The authors of this article define health literacy and emphasize its poor rates in the United States. Additionally, the authors recommend numerous websites that offer patient education materials.
Huff, C. (2011). Does your patient really understand? H&HN, 85(10), 34.
This article defines hospital literacy and highlights the barriers that prevent it from increasing. It also emphasizes the difficulties created by language and financial costs.
The Harvard School of Public Health. (2010). Health literacy studies. Retrieved from http://www.hsph.harvard.edu/healthliteracy
This website provides information and resources related to health literacy. The site details the field of health literacy and also includes research findings, policy reports and initiatives, and practice strategies and tools.
Office of Disease Prevention and Health Promotion (n.d.). Health literacy online. Retrieved June 19, 2012, from http://www.health.gov/healthliteracyonline/
This webpage supplies a guide to writing and designing health websites aimed at increasing health literacy. The guide presents six strategies that should be used when developing health websites.
U.S. Department of Health and Human Services. (n.d.a). Quick guide to health literacy. Retrieved June 19, 2012, from http://www.health.gov/communication/literacy/quickguide/Quickguide.pdf
This article contains an overview of key health literacy concepts and techniques for improving health literacy. The article also includes examples of health literacy best practices and suggestions for improving health literacy.
Agency for Healthcare Research and Quality (Executive Producer). (2012a). Interview with Rachelle Toman, M.D. Ph.D. Rockville, MD: Author. Retrieved from http://www.ahrq.gov/patients-consumers/patient-involvement/ask-your-doctor/videos/clinician06/index.html
In this interview, Dr. Toman discusses the importance of asking patients questions to ensure they have been able to sufficiently communicate their concerns.

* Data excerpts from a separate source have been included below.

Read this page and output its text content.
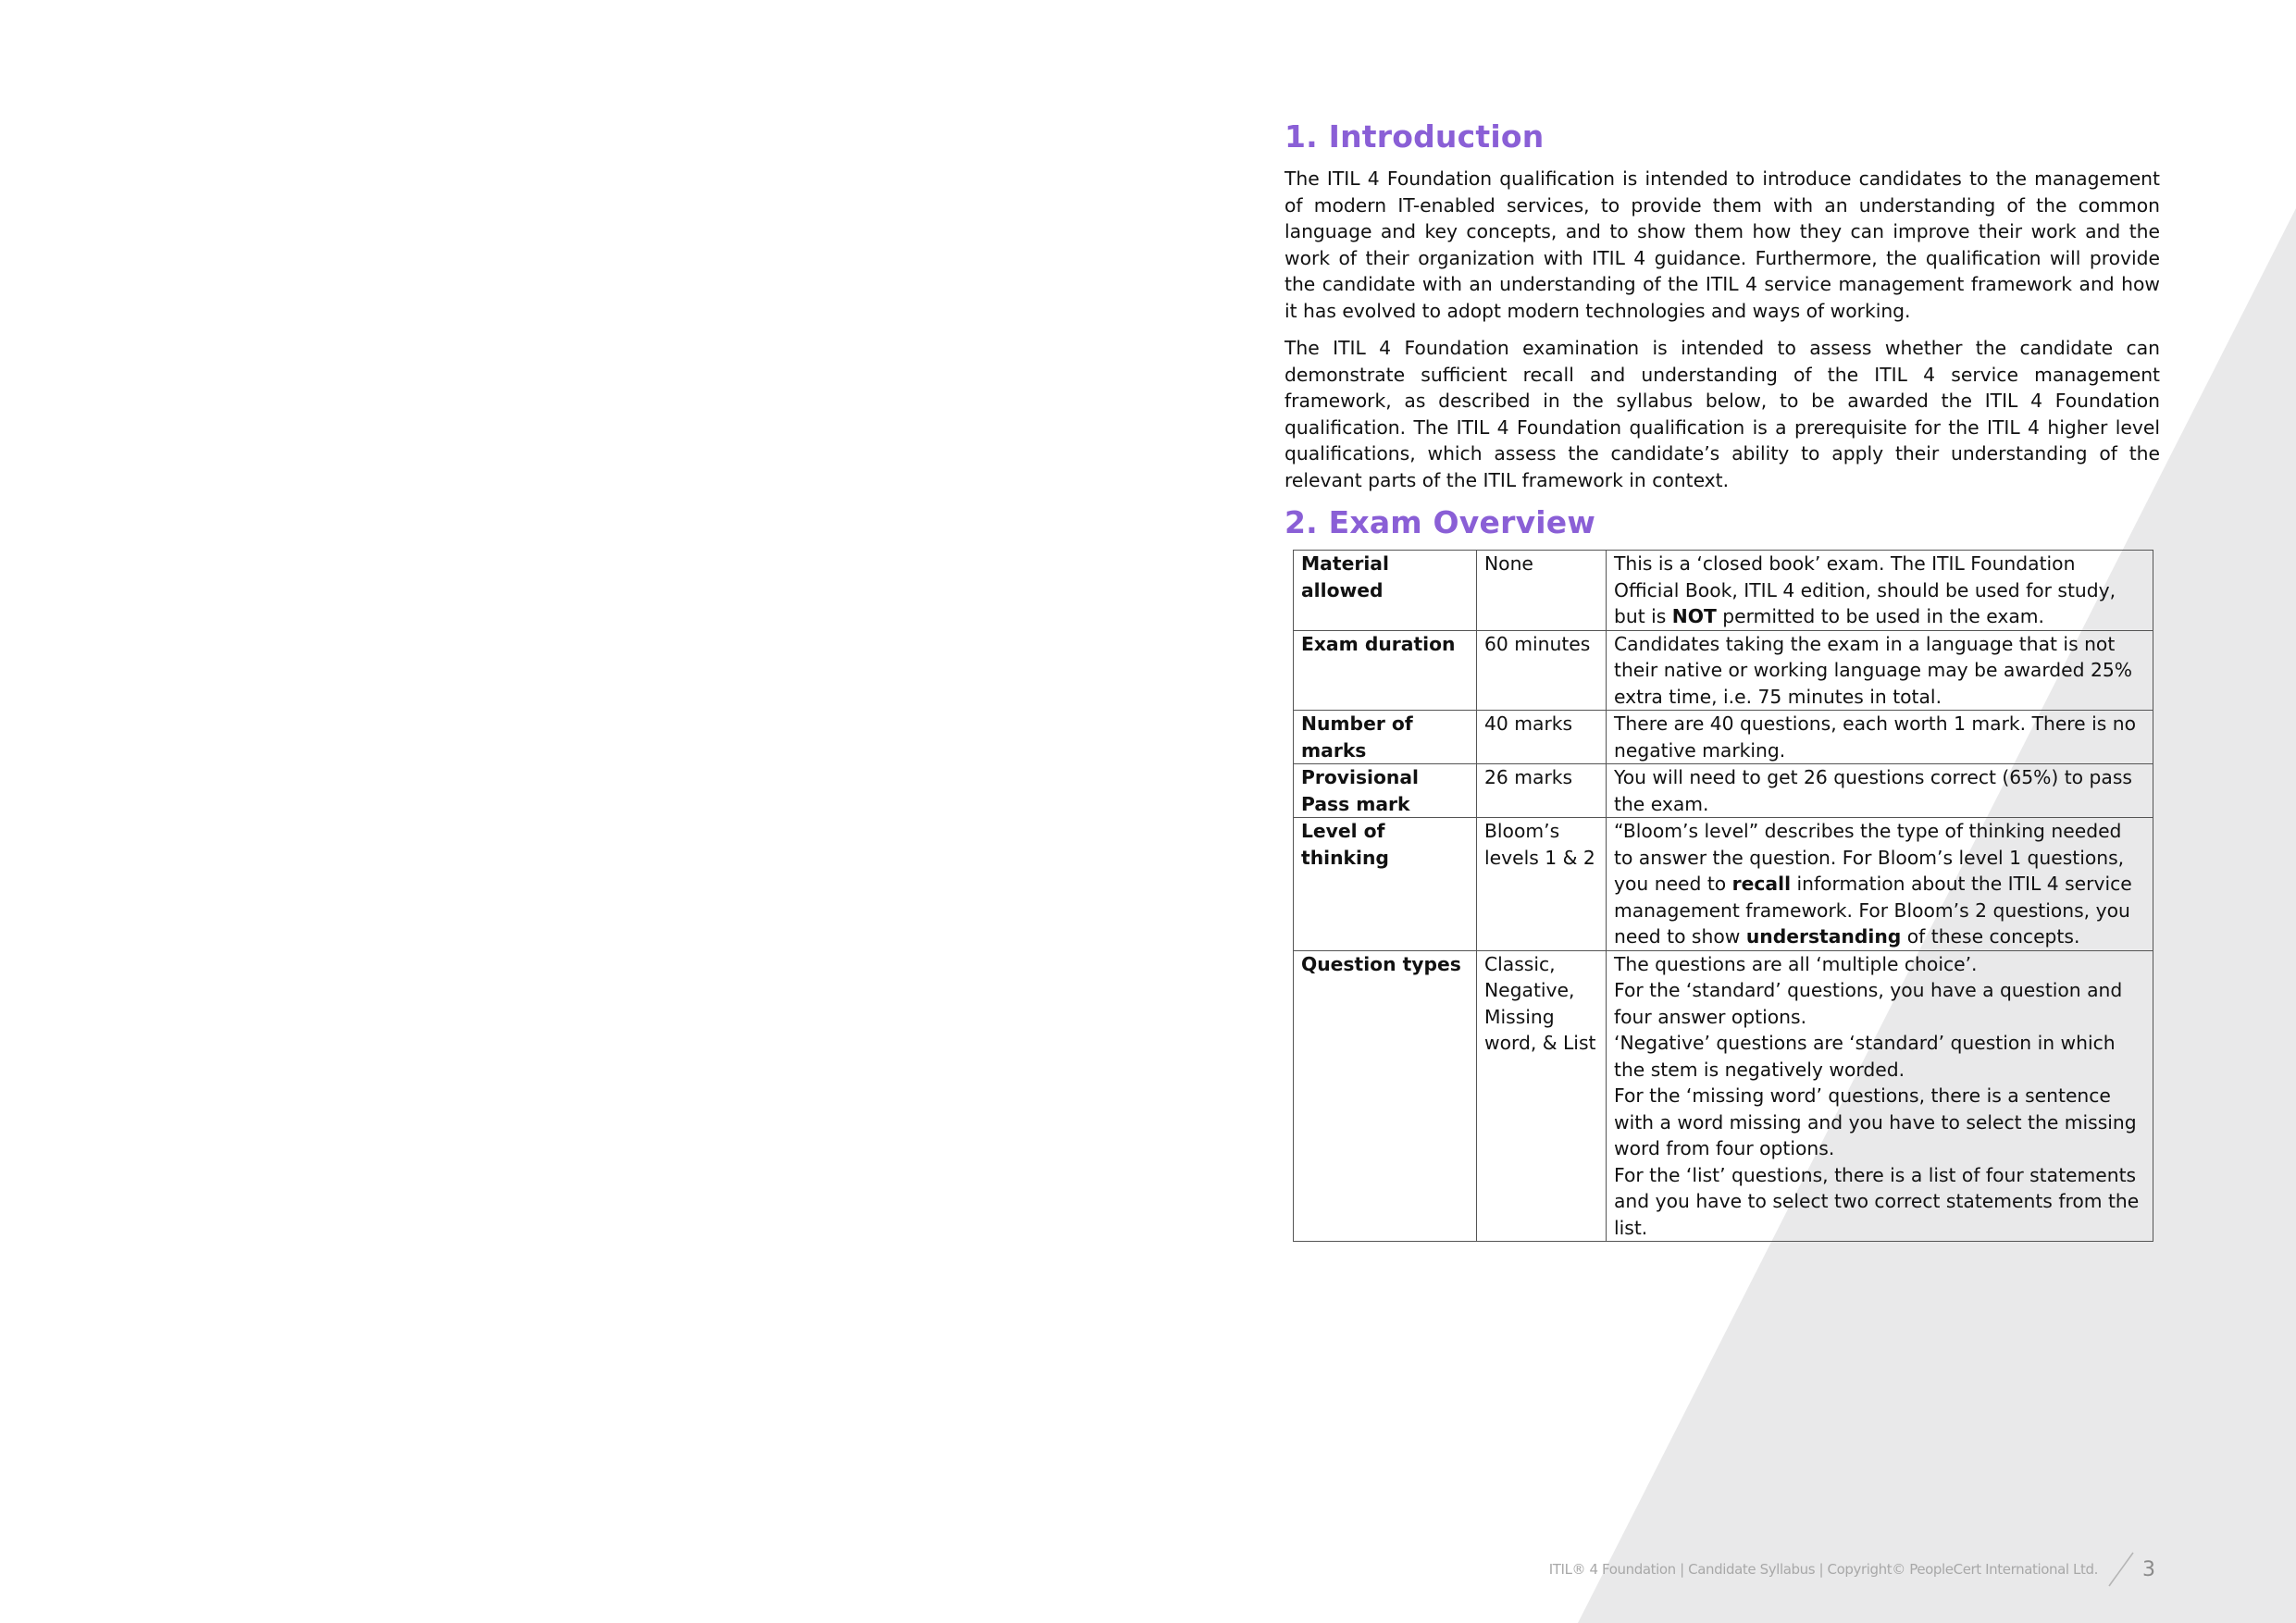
1. Introduction

The ITIL 4 Foundation qualification is intended to introduce candidates to the management of modern IT-enabled services, to provide them with an understanding of the common language and key concepts, and to show them how they can improve their work and the work of their organization with ITIL 4 guidance. Furthermore, the qualification will provide the candidate with an understanding of the ITIL 4 service management framework and how it has evolved to adopt modern technologies and ways of working.

The ITIL 4 Foundation examination is intended to assess whether the candidate can demonstrate sufficient recall and understanding of the ITIL 4 service management framework, as described in the syllabus below, to be awarded the ITIL 4 Foundation qualification. The ITIL 4 Foundation qualification is a prerequisite for the ITIL 4 higher level qualifications, which assess the candidate’s ability to apply their understanding of the relevant parts of the ITIL framework in context.

2. Exam Overview
Material allowed	None	This is a ‘closed book’ exam. The ITIL Foundation Official Book, ITIL 4 edition, should be used for study, but is NOT permitted to be used in the exam.
Exam duration	60 minutes	Candidates taking the exam in a language that is not their native or working language may be awarded 25% extra time, i.e. 75 minutes in total.
Number of marks	40 marks	There are 40 questions, each worth 1 mark. There is no negative marking.
Provisional Pass mark	26 marks	You will need to get 26 questions correct (65%) to pass the exam.
Level of thinking	Bloom’s levels 1 & 2	“Bloom’s level” describes the type of thinking needed to answer the question. For Bloom’s level 1 questions, you need to recall information about the ITIL 4 service management framework. For Bloom’s 2 questions, you need to show understanding of these concepts.
Question types	Classic, Negative, Missing word, & List	The questions are all ‘multiple choice’.
For the ‘standard’ questions, you have a question and four answer options.
‘Negative’ questions are ‘standard’ question in which the stem is negatively worded.
For the ‘missing word’ questions, there is a sentence with a word missing and you have to select the missing word from four options.
For the ‘list’ questions, there is a list of four statements and you have to select two correct statements from the list.
ITIL® 4 Foundation | Candidate Syllabus | Copyright© PeopleCert International Ltd. 3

Agency for Healthcare Research and Quality (Executive Producer). (2012b). The waiting room video. Rockville, MD: Author. Retrieved from http://www.ahrq.gov/patients-consumers/patient-involvement/ask-your-doctor/videos/waitroom/index.html
This video addresses the importance of communication in the patient-health care professional relationship. It highlights the need to ask meaningful questions to the patient to fully understand issues and concerns.